Trope-a-Day: Going Critical

Going Critical: Averted.  In four ways:

Fission reactors in the universe are very well designed, ideally – although not always – to keep messy things like prompt criticality out of the possible performance envelope.  Some of them, the higher-power ones, can still quietly melt down (giving you basically a corium puddle in a highly refractory can to dispose of, but no major problems outside that), but most of them – like the ones they use in vehicles, for example – are pebble-bed designs that can’t even do that.

Fusion reactors depend on the continuous operation of their support systems to maintain the conditions that make the fusion reaction possible.  If they go wrong, even for extreme values of going wrong, what you get is a fizzle as the fusion plasma expands, loses its heat and pressure – all the more so if it escapes the envelope and touches the surrounding environment – and quenches.  A worst-case crash shutdown will screw up the inside of the reactor vessel, forcing you to replace the lining before you can restart, but it won’t penetrate it.

And no, they can’t go runaway.  There is a clever device built into the deuterium, etc., feed lines to stop that from happening.  It’s called a valve, which is attached to a big purely mechanical lever, which is labeled “IF SHIT HAPPENS, PULL”.

Matter/antimatter reactors by and large don’t do the equiavlent of going prompt critical, mostly because as long as you can pull the equivalent of said lever, the ambiplasma in the reactor vessel will quench much like the fusion reactor case.  (Remember, this isn’t Star Trek engineering – there’s always much more matter being fed in than antimatter, because it’s a lot easier to extract energy from hot plasma than from photons.  Thus, necessarily, no excess antimatter floating around inside the reactor core waiting to cause trouble.)  The remaining loose antiparticles that are there will chew the crap out of the inside of the containment, definitely, but it’s even heavier-duty than the fusion containment is, being designed for essentially this case.

Now, the storage cryocels where the antimatter’s stored, they can explode with great verve and drama, but that’s called “losing containment”, not “going critical”.

Singularity inductors don’t go critical because if the mini-black-hole falls out of the field knot and then through the containment, there’s usually stuff around for it to eat which will prevent it from going all Hawking-evaporatey on y’all.  Of course, you do then have a loose singularity chewing its way through your ship, station, habitat, or possibly even planet, so it’s not like your day isn’t going to suck anyway… but it won’t go critical.

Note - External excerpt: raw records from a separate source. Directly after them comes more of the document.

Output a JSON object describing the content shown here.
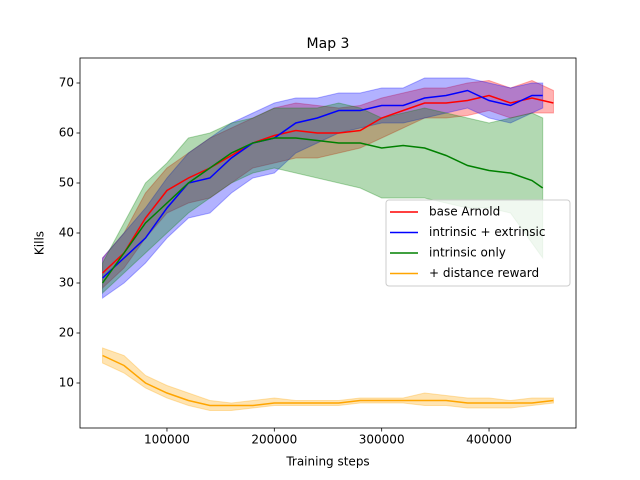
{
  "chart_data": {
    "type": "line",
    "title": "Map 3",
    "x_label": "Training steps",
    "y_label": "Kills",
    "xlim": [
      19000,
      481000
    ],
    "ylim": [
      1,
      75
    ],
    "xticks": [
      100000,
      200000,
      300000,
      400000
    ],
    "yticks": [
      10,
      20,
      30,
      40,
      50,
      60,
      70
    ],
    "legend": "center right",
    "series": [
      {
        "name": "base Arnold",
        "color": "#ff0000",
        "x": [
          40000,
          60000,
          80000,
          100000,
          120000,
          140000,
          160000,
          180000,
          200000,
          220000,
          240000,
          260000,
          280000,
          300000,
          320000,
          340000,
          360000,
          380000,
          400000,
          420000,
          440000,
          460000
        ],
        "values": [
          32,
          36,
          43,
          48.5,
          51,
          53,
          55.5,
          58,
          59.5,
          60.5,
          60,
          60,
          60.5,
          63,
          64.5,
          66,
          66,
          66.5,
          67.5,
          66,
          67,
          66
        ],
        "lower": [
          29,
          33,
          39,
          44,
          46,
          47,
          50,
          53,
          54,
          55,
          55,
          56,
          57,
          59,
          61,
          63,
          63,
          63.5,
          64.5,
          63,
          64,
          64
        ],
        "upper": [
          35,
          40,
          48,
          53,
          56,
          59,
          61,
          63,
          65,
          66,
          65.5,
          65,
          65.5,
          67,
          68,
          69,
          69,
          70,
          70.5,
          69,
          70.5,
          68.5
        ]
      },
      {
        "name": "intrinsic + extrinsic",
        "color": "#0000ff",
        "x": [
          40000,
          60000,
          80000,
          100000,
          120000,
          140000,
          160000,
          180000,
          200000,
          220000,
          240000,
          260000,
          280000,
          300000,
          320000,
          340000,
          360000,
          380000,
          400000,
          420000,
          440000,
          450000
        ],
        "values": [
          31,
          35,
          39,
          45,
          50,
          51,
          55,
          58,
          59,
          62,
          63,
          64.5,
          64.5,
          65.5,
          65.5,
          67,
          67.5,
          68.5,
          66.5,
          65.5,
          67.5,
          67.5
        ],
        "lower": [
          27,
          30,
          34,
          39,
          43,
          44,
          48,
          51,
          52,
          56,
          58,
          60,
          61,
          62,
          62,
          63,
          64,
          65,
          63,
          62,
          64,
          65
        ],
        "upper": [
          35,
          40,
          45,
          51,
          56,
          59,
          62,
          64,
          66,
          67,
          67,
          68,
          68,
          69,
          69,
          71,
          71,
          71,
          70,
          69,
          70,
          70
        ]
      },
      {
        "name": "intrinsic only",
        "color": "#008000",
        "x": [
          40000,
          60000,
          80000,
          100000,
          120000,
          140000,
          160000,
          180000,
          200000,
          220000,
          240000,
          260000,
          280000,
          300000,
          320000,
          340000,
          360000,
          380000,
          400000,
          420000,
          440000,
          450000
        ],
        "values": [
          30,
          36,
          42,
          46,
          50,
          53,
          56,
          58,
          59,
          59,
          58.5,
          58,
          58,
          57,
          57.5,
          57,
          55.5,
          53.5,
          52.5,
          52,
          50.5,
          49
        ],
        "lower": [
          28,
          32,
          36,
          40,
          44,
          47,
          50,
          52,
          53,
          52,
          51,
          50,
          49,
          47,
          47,
          47,
          46,
          45,
          45,
          44,
          38,
          35
        ],
        "upper": [
          34,
          42,
          50,
          54,
          59,
          60,
          62,
          63,
          65,
          65,
          65,
          66,
          65,
          63,
          64,
          65,
          64,
          63,
          62,
          63,
          64,
          63
        ]
      },
      {
        "name": "+ distance reward",
        "color": "#ffa500",
        "x": [
          40000,
          60000,
          80000,
          100000,
          120000,
          140000,
          160000,
          180000,
          200000,
          220000,
          240000,
          260000,
          280000,
          300000,
          320000,
          340000,
          360000,
          380000,
          400000,
          420000,
          440000,
          460000
        ],
        "values": [
          15.5,
          13.5,
          10,
          8,
          6.5,
          5.5,
          5.5,
          5.5,
          6,
          6,
          6,
          6,
          6.5,
          6.5,
          6.5,
          6.5,
          6.5,
          6,
          6,
          6,
          6,
          6.5
        ],
        "lower": [
          14,
          12,
          9,
          7,
          5.5,
          4.5,
          4.5,
          5,
          5.5,
          5.5,
          5.5,
          5.5,
          6,
          6,
          6,
          5.5,
          5.5,
          5,
          5,
          5,
          5.5,
          6
        ],
        "upper": [
          17,
          15.5,
          11.5,
          9.5,
          8,
          6.5,
          6,
          6.5,
          7,
          6.5,
          6.5,
          6.5,
          7,
          7,
          7,
          8,
          7.5,
          7,
          7,
          6.5,
          7,
          7
        ]
      }
    ]
  }
}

At least not until it’s run out of stuff to eat.

Ask Dr. Science

Today’s question for Dr. Science is, “Why do lighthuggers have to stay so far out? Can’t they use the same highports as normal starships?”

While it would certainly be more convenient to avoid the lengthy shuttle trip to meet a lighthugger, the risks attached to the amount of energy needed to propel a ship between the stars at near-light speed make them something best kept away from population centers.

The smallest lighthugger in production, close to the practical lower size limit, is the Evelantar-class staryacht, whose unfueled mass is 5,451 tons. It is propelled by a Nucleodyne Thrust Applications antimatter pion drive, with fusion supplementation for lower velocities, giving it a maximum cruising speed of 0.9 c.

The mass ratio, including operational safety margin, of the NTA pion drive – the ratio between its fueled mass and its unfueled mass – is 25; but since a lighthugger in many cases cannot guarantee that it can refuel at its destination, the Evelantar is equipped to carry fuel for a two-way trip.

Thus, such a staryacht can carry up to 136,275 tons of fuel one-way, or 272,550 tons fully fueled, of which just under half is antimatter in the form of metastable metallic antideuterium. And, of course, when fueled for a two-way trip, over half of its fuel – because of the additional fuel carried as a safety margin – remains in its cryocels when it arrives at its destination.

Such an amount of matter/antimatter fuel would, if detonated, produce an explosion of approximately 2.6 teratons. In orbit of a garden world, this would be sufficient to create massive earthquakes and volcanism, megatsunamis, global wildfires, major atmospheric damage, and a high-probability extinction-level event, in addition to the radiation effects. These radiation effects and indirect impulsive shock would also be lethal to any habitats or drifts within tens of thousands of miles of the explosion. And this is the fuel mass of the smallest production lighthugger.

While the probability of a cryocel containment-safety systems failure is infinitesimal, the magnitude of these consequences – along with the possibility of deliberate sabotage or the use of lighthugger fuel as a terror weapon – is sufficient for virtually all civilized systems to restrict lighthuggers to far outer-system ports of call.